Oddly, my other long-term project does tie in with some of the issues surrounding Brexit. ‘National Parks’ is a landscape series documenting recreational spaces, and their relationships and meanings to the people who use them. I am interested in how places and identity intersect – who feels ownership or affinity with a place, who feels excluded or welcome – and what that says about both the place and the people.
Most of the examples so far are in the UK, but I’ve shot little bits in other countries and when it’s seemed appropriate, and there are always angles to explore. I don’t imagine Brexit will make it easier for me to shoot in Europe, but that won’t stop me. I’m now much more clued up about the places of national, patriotic or emotional importance in other countries.
I guess the project is a bit woolly still, it’s more art than reportage, but I’m keen to see where it leads.
This project came out of working with Scottish composer and hill-walker Matilda Brown (one of the early LIPA graduates) on her Bothy Project, and Music and Mountains.
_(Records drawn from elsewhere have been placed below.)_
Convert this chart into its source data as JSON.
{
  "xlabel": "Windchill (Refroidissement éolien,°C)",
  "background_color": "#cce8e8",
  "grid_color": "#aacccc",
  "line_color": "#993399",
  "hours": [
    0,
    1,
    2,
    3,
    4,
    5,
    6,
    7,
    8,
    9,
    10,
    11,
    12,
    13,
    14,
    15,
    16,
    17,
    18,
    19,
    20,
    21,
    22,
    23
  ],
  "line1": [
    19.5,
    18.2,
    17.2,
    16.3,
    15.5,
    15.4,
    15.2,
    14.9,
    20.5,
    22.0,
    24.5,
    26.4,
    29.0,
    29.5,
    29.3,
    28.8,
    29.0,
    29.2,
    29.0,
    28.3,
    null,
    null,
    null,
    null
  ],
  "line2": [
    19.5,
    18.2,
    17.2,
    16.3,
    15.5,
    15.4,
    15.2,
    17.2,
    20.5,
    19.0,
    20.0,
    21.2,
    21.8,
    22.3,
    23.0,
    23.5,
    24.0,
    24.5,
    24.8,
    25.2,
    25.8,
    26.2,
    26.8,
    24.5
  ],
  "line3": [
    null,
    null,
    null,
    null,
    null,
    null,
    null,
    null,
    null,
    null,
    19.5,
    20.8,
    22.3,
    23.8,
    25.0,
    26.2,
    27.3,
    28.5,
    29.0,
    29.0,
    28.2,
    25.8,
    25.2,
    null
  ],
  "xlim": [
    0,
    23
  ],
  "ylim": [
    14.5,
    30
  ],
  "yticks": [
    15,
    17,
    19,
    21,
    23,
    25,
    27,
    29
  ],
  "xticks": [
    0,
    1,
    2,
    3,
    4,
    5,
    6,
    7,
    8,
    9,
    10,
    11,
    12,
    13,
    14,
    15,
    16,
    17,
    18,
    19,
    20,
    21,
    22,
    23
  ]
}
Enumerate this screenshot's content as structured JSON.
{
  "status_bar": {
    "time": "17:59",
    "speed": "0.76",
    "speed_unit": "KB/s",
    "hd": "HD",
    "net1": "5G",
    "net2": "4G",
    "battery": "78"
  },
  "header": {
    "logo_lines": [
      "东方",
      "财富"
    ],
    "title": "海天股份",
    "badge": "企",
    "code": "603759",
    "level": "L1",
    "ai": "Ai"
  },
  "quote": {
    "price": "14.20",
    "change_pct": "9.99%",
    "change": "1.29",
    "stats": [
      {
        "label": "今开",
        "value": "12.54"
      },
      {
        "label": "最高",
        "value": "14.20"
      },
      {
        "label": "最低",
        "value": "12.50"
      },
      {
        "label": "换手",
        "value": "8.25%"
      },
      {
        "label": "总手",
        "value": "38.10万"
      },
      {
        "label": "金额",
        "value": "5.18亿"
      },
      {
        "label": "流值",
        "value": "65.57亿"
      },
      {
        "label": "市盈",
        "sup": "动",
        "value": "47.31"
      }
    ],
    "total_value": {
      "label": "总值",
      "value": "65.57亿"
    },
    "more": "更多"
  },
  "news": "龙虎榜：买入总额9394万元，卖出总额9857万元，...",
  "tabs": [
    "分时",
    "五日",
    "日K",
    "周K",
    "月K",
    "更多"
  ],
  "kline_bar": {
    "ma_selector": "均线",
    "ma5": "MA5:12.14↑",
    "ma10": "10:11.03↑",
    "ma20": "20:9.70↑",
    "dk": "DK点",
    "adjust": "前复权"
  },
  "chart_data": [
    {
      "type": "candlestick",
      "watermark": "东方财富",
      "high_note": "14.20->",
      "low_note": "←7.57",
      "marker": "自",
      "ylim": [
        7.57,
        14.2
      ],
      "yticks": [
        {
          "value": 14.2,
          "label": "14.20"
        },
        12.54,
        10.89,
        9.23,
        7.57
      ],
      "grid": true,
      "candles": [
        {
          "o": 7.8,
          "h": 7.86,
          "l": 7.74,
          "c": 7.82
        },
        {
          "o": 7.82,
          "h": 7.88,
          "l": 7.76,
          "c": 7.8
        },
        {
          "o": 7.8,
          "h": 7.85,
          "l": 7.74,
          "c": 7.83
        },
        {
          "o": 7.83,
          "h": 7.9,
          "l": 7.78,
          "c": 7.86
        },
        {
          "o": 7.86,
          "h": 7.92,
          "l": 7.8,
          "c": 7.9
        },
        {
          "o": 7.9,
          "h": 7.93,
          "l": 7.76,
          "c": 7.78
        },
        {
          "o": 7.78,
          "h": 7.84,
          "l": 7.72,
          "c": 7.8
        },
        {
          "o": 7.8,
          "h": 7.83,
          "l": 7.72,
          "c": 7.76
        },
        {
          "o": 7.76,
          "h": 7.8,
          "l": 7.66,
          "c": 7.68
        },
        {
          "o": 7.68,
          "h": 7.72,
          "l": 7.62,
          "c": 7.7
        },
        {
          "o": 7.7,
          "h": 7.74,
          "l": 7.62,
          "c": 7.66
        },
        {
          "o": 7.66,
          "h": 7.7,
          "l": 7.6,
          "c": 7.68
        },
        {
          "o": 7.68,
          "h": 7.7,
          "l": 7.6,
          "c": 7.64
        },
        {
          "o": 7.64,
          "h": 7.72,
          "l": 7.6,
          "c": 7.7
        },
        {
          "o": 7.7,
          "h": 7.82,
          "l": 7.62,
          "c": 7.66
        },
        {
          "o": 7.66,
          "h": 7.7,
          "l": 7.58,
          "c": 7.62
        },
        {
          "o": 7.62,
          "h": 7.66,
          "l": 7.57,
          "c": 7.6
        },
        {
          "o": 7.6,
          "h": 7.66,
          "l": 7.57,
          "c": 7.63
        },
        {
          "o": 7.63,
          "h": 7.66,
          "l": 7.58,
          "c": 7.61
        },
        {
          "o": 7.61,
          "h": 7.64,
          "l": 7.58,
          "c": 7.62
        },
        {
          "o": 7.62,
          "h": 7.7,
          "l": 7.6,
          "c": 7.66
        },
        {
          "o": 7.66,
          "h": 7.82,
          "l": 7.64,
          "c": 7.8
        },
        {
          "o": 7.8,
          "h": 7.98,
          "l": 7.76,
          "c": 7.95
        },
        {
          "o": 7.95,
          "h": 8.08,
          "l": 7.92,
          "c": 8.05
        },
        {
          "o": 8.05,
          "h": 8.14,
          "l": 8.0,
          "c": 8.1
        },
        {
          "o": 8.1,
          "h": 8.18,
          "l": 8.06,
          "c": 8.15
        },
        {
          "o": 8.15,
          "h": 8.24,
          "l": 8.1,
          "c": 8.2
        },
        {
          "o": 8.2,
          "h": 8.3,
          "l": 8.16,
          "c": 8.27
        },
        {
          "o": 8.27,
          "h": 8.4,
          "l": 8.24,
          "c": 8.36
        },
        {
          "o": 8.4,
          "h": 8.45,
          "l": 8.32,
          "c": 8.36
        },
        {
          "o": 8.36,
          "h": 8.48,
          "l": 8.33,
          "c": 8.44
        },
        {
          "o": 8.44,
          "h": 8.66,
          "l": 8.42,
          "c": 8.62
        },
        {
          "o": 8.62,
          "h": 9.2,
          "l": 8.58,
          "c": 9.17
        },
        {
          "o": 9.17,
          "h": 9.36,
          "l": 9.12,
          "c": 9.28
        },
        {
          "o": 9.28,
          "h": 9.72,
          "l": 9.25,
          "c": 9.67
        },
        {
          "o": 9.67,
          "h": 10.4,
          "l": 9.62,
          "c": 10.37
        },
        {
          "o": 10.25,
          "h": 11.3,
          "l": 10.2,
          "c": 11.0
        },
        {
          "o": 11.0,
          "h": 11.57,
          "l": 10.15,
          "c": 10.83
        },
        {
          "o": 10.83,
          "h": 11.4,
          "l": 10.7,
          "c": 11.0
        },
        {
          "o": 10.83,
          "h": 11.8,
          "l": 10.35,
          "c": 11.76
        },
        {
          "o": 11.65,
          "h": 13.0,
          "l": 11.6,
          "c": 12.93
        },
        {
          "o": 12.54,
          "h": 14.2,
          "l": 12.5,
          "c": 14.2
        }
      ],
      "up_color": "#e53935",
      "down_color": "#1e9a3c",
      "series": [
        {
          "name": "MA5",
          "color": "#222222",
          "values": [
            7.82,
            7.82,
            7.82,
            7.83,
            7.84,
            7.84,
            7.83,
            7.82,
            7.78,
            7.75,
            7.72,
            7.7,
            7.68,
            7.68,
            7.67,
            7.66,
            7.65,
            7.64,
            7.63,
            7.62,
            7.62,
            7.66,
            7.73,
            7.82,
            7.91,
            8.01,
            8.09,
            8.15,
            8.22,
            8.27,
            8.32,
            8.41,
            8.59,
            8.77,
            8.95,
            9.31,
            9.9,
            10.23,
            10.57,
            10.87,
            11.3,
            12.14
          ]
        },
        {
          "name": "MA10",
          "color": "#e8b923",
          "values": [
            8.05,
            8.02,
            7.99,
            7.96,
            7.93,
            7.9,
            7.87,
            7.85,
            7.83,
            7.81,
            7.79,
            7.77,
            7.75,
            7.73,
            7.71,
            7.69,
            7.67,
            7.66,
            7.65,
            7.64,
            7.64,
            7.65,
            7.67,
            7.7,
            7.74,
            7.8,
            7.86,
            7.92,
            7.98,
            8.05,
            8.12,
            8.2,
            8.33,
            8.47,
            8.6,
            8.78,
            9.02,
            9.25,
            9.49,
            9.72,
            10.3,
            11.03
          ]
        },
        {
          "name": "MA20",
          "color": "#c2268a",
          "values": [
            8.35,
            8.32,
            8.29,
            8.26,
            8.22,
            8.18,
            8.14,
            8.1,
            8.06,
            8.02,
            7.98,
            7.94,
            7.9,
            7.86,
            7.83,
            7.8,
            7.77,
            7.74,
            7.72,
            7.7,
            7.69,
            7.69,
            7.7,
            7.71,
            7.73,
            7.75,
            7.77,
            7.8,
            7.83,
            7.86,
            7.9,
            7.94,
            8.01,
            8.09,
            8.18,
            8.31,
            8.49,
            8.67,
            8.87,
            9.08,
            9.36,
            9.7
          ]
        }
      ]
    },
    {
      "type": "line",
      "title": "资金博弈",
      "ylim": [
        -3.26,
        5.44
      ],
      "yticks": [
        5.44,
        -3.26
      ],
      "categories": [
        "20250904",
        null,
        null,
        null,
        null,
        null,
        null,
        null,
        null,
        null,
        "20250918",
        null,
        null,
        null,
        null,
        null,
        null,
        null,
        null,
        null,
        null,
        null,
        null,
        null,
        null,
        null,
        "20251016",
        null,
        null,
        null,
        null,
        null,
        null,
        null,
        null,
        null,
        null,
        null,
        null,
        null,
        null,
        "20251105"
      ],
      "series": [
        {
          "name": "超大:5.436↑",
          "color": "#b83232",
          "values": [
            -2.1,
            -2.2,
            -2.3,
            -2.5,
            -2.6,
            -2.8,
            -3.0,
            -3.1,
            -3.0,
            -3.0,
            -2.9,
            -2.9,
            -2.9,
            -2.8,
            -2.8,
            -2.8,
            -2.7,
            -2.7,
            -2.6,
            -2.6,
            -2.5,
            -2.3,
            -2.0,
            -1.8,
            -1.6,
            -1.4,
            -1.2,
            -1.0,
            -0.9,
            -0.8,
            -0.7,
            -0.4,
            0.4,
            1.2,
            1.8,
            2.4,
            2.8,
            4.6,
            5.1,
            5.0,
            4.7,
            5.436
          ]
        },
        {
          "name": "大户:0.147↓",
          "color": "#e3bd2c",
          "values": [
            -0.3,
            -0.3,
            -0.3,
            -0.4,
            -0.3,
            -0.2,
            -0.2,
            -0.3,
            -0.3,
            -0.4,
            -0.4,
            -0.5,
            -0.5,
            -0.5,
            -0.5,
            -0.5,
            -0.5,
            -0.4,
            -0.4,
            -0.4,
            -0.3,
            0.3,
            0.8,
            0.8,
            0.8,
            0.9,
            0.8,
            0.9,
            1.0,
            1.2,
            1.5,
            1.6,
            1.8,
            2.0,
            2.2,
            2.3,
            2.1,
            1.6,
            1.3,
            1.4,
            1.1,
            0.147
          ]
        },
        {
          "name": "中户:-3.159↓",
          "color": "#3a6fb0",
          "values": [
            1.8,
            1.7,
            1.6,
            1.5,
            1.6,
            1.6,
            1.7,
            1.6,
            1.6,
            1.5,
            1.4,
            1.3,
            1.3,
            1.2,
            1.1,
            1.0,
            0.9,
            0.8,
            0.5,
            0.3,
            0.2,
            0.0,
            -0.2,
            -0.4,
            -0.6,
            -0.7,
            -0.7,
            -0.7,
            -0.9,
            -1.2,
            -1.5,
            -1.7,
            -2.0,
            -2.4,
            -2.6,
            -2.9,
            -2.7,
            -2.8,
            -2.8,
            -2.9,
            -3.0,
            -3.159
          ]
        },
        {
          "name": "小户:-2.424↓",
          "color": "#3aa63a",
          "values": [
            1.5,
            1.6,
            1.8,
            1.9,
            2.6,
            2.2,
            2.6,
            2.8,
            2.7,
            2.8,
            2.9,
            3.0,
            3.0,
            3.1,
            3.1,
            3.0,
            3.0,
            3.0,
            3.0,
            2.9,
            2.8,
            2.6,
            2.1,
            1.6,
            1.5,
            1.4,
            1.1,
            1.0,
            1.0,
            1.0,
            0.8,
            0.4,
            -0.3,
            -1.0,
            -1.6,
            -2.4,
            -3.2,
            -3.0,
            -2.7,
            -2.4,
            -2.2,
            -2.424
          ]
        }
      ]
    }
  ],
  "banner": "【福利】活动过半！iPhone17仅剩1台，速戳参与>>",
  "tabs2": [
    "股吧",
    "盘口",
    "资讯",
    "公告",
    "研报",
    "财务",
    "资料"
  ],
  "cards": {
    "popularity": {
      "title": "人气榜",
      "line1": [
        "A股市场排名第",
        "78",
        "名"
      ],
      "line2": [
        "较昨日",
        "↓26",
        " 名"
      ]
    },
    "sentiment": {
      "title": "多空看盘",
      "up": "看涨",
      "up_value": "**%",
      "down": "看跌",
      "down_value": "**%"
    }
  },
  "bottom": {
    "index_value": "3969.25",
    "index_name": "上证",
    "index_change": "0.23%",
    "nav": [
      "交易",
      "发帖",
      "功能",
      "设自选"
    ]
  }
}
This work explored Scottish outdoor culture and the relationship of it’s communities to bothies, the wilderness and solitude. In fact, organising and working on a lot of wild and inaccessible locations with her helped me develop the skills I put to use in the Free Movement Project. She’s worth looking up if you’re into that sort of thing. She’s just turned a walk across Scotland into a multimedia event. Incredible. Find out more about her here.
The immediate future for me, besides the second part of Free Movement, will be doing more portrait work and conferences and anything with people. The bills still need paying.
Has the Coronavirus outbreak forced you to rethink your Free Movement Stories project?
Absolutely. Part two of the project – making portraits of EU citizens and their families living in the UK – has had to be put on hold for obvious reasons. The plan was to make portraits representing the 27 other EU nations before the December 31st exit date, but that now seems like an unrealistic goal, so I may have to do something else. Watch this space. It’s not so much ‘game over’ as ‘match postponed’.
Has the Coronavirus outbreak and its travel restrictions emphasised the importance of free movement?
Yes, very much so. As the old saying goes, you don’t know what you’ve got ’til it’s gone. It was something I heard repeatedly from people in the post-Soviet parts of Europe, but I wasn’t expecting to experience it like this, and so soon.
It’d be nice to think that this experience of travel restrictions and supply chain disruption would be a wake-up call to those in the UK who saw freedom of movement as just about going on holiday once a year, posh people studying abroad, or immigration, but the way events and plans are being framed by the government and the media doesn’t give me much cause for cheer. I should caveat that by saying that I’ve been avoiding most news broadcasts for mental health reasons – the first time in my life that I have done so.